G1 tentou contato com os dois ex-prefeitos de Ponta Porã, mas não obteve retorno até a publicação desta reportagem.

Segundo a investigação, foram encontradas graves irregularidades na execução de contratos administrativos de reformas de escolas municipais, na compra de toneladas de cascalho sem formalização contratual, no direcionamento e superfaturamento de licitações para o asfaltamento de ruas e situações ligadas à área da saúde.

Um inquérito civil instaurado em 2015, durante a segunda gestão de Kayatt, apurou a contratação de dezenas de médicos para trabalharem na rede municipal de saúde sem qualquer formalização contratual e parâmetros de honorários dos serviços prestados.

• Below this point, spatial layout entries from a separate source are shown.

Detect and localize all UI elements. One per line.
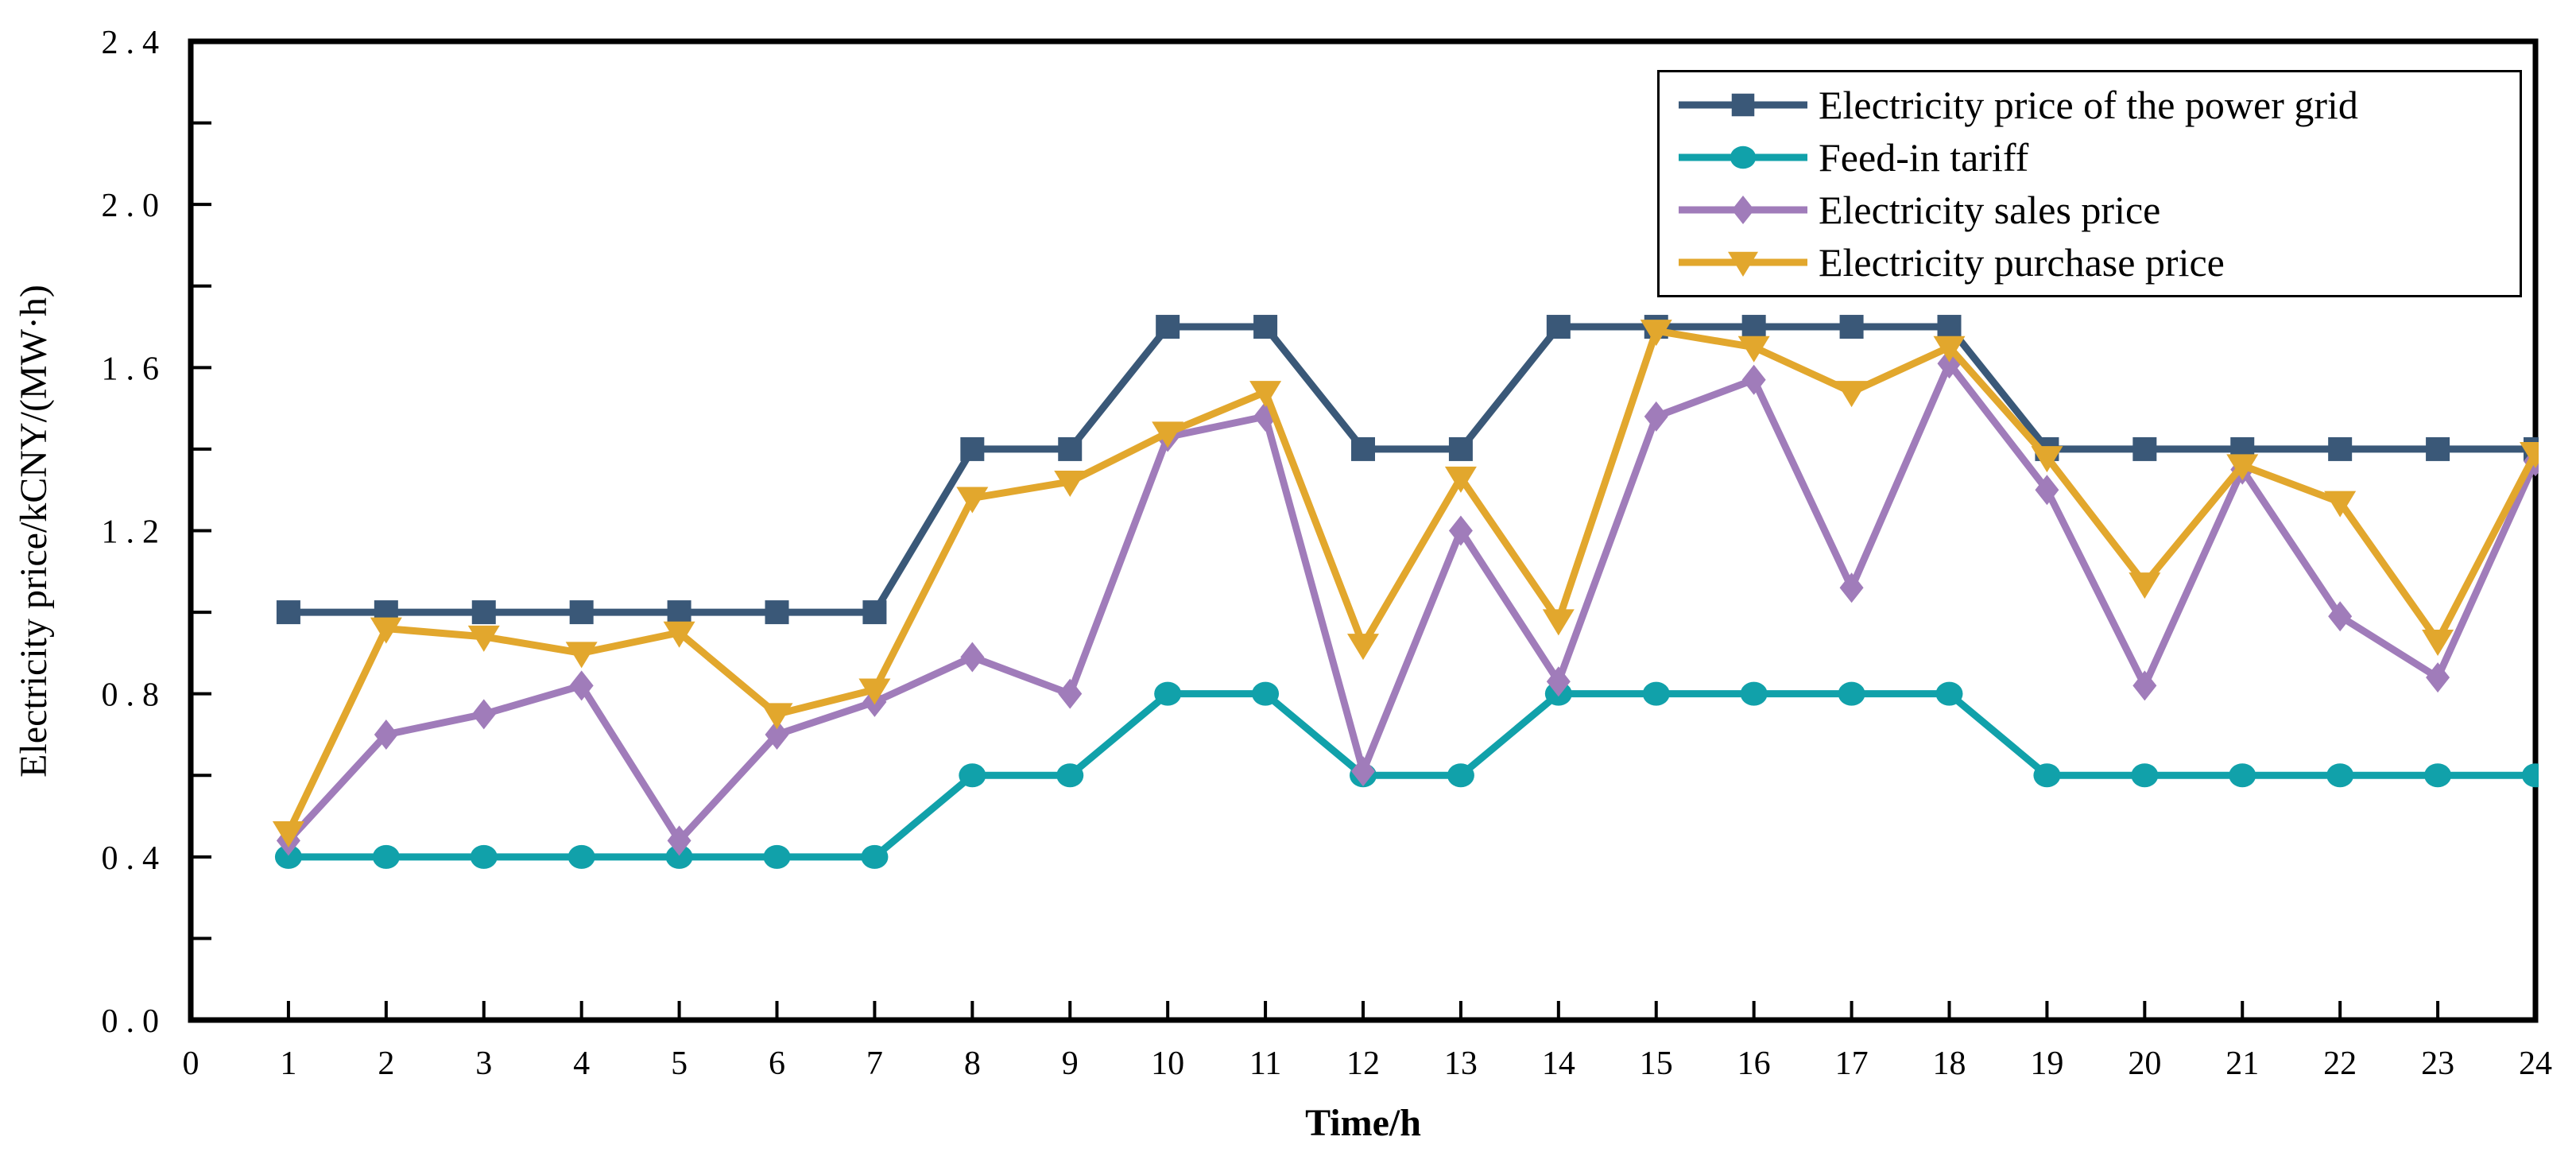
series-electricity-price-of-the-power-grid — [276, 315, 2539, 625]
series-markers — [276, 348, 2539, 856]
x-tick-label: 3 — [475, 1045, 492, 1082]
x-tick-label: 14 — [1542, 1045, 1575, 1082]
x-tick-label: 21 — [2225, 1045, 2259, 1082]
x-ticks — [189, 1001, 2537, 1020]
series-markers — [276, 315, 2539, 625]
x-tick-label: 0 — [183, 1045, 199, 1082]
legend-label: Feed-in tariff — [1819, 135, 2029, 180]
y-tick-label: 0.4 — [102, 840, 168, 877]
x-tick-label: 1 — [280, 1045, 296, 1082]
x-tick-label: 16 — [1737, 1045, 1771, 1082]
series-line — [288, 323, 2535, 616]
y-tick-labels: 0.0 0.4 0.8 1.2 1.6 2.0 2.4 — [102, 25, 168, 1040]
legend-item-purchase-price: Electricity purchase price — [1675, 237, 2512, 288]
series-markers — [272, 320, 2539, 848]
legend-swatch-diamond-icon — [1679, 195, 1807, 225]
x-tick-label: 9 — [1062, 1045, 1079, 1082]
y-tick-label: 1.2 — [102, 514, 168, 551]
legend-item-sales-price: Electricity sales price — [1675, 184, 2512, 235]
y-tick-label: 1.6 — [102, 351, 168, 387]
legend-label: Electricity purchase price — [1819, 240, 2225, 285]
x-tick-label: 7 — [866, 1045, 883, 1082]
series-feed-in-tariff — [274, 681, 2539, 869]
x-tick-labels: 0 1 2 3 4 5 6 7 8 9 10 11 12 13 14 15 16 17 18 19 20 21 22 23 24 — [183, 1045, 2553, 1082]
plot-area: 0 1 2 3 4 5 6 7 8 9 10 11 12 13 14 15 16 17 18 19 20 21 22 23 24… — [102, 25, 2553, 1082]
legend-swatch-circle-icon — [1679, 145, 1807, 169]
y-tick-label: 2.0 — [102, 188, 168, 224]
x-tick-label: 15 — [1640, 1045, 1673, 1082]
legend: Electricity price of the power grid Feed… — [1657, 70, 2522, 297]
x-tick-label: 11 — [1249, 1045, 1281, 1082]
x-tick-label: 8 — [964, 1045, 981, 1082]
x-tick-label: 24 — [2519, 1045, 2552, 1082]
x-tick-label: 20 — [2128, 1045, 2161, 1082]
x-tick-label: 13 — [1444, 1045, 1478, 1082]
plot-border — [188, 38, 2539, 1023]
legend-swatch-square-icon — [1679, 93, 1807, 117]
series-line — [285, 359, 2539, 844]
legend-swatch-triangle-icon — [1679, 251, 1807, 277]
x-tick-label: 18 — [1933, 1045, 1966, 1082]
x-tick-label: 17 — [1835, 1045, 1869, 1082]
x-tick-label: 5 — [671, 1045, 688, 1082]
y-tick-label: 0.8 — [102, 677, 168, 714]
legend-label: Electricity sales price — [1819, 188, 2161, 232]
y-tick-label: 0.0 — [102, 1003, 168, 1040]
y-axis-title: Electricity price/kCNY/(MW·h) — [13, 285, 55, 778]
legend-item-feed-in-tariff: Feed-in tariff — [1675, 132, 2512, 183]
series-electricity-sales-price — [276, 348, 2539, 856]
x-tick-label: 10 — [1151, 1045, 1184, 1082]
x-tick-label: 6 — [769, 1045, 785, 1082]
y-ticks — [191, 121, 211, 941]
x-tick-label: 22 — [2323, 1045, 2357, 1082]
y-tick-label: 2.4 — [102, 25, 168, 61]
legend-label: Electricity price of the power grid — [1819, 83, 2358, 127]
x-tick-label: 23 — [2421, 1045, 2454, 1082]
x-tick-label: 2 — [378, 1045, 394, 1082]
x-axis-title: Time/h — [1305, 1102, 1421, 1144]
x-tick-label: 19 — [2030, 1045, 2063, 1082]
series-line — [288, 690, 2535, 861]
x-tick-label: 4 — [573, 1045, 590, 1082]
x-tick-label: 12 — [1346, 1045, 1380, 1082]
legend-item-grid-price: Electricity price of the power grid — [1675, 80, 2512, 130]
series-line — [285, 327, 2539, 835]
series-electricity-purchase-price — [272, 320, 2539, 848]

A situação foi considerada mais grave por causa de uma lei municipal de 2010 que estabelece critérios e condições para formalização de contratações temporárias, que foi violada. Ainda apurou a ausência de controle de frequência dos profissionais, tendo muitos recebido salários de R$ 42 mil até R$ 400 mil no período.

Nessa época, o Hospital Regional de Ponta Porã passava por uma das piores fases financeiras, com equipamentos sucateados e falta de condições sanitárias. De acordo com o MP, a desculpa dos gestores era sempre a mesma: “falta de recursos públicos para investimento”.

As dezenas de ações ajuizadas, além do ressarcimento do dano ao dinheiro público, pedem a condenação pela prática de atos de improbidade administrativa do ex-prefeito Flávio Esgaib Kayatt, do secretário de Saúde Josué da Silva Lopes e dos médicos identificados na investigação.

Como a situação contratual dos profissionais começou a ser regularizada a partir da gestão do então secretário de Saúde Eduardo Rodrigues, já no mandato do prefeito Ludimar Novais, também pede-se a condenação de ambos à reparação do dano proporcional ao pagamento indevido dos profissionais médicos durante o ano de 2013. Mas isenta a punição de ato de improbidade.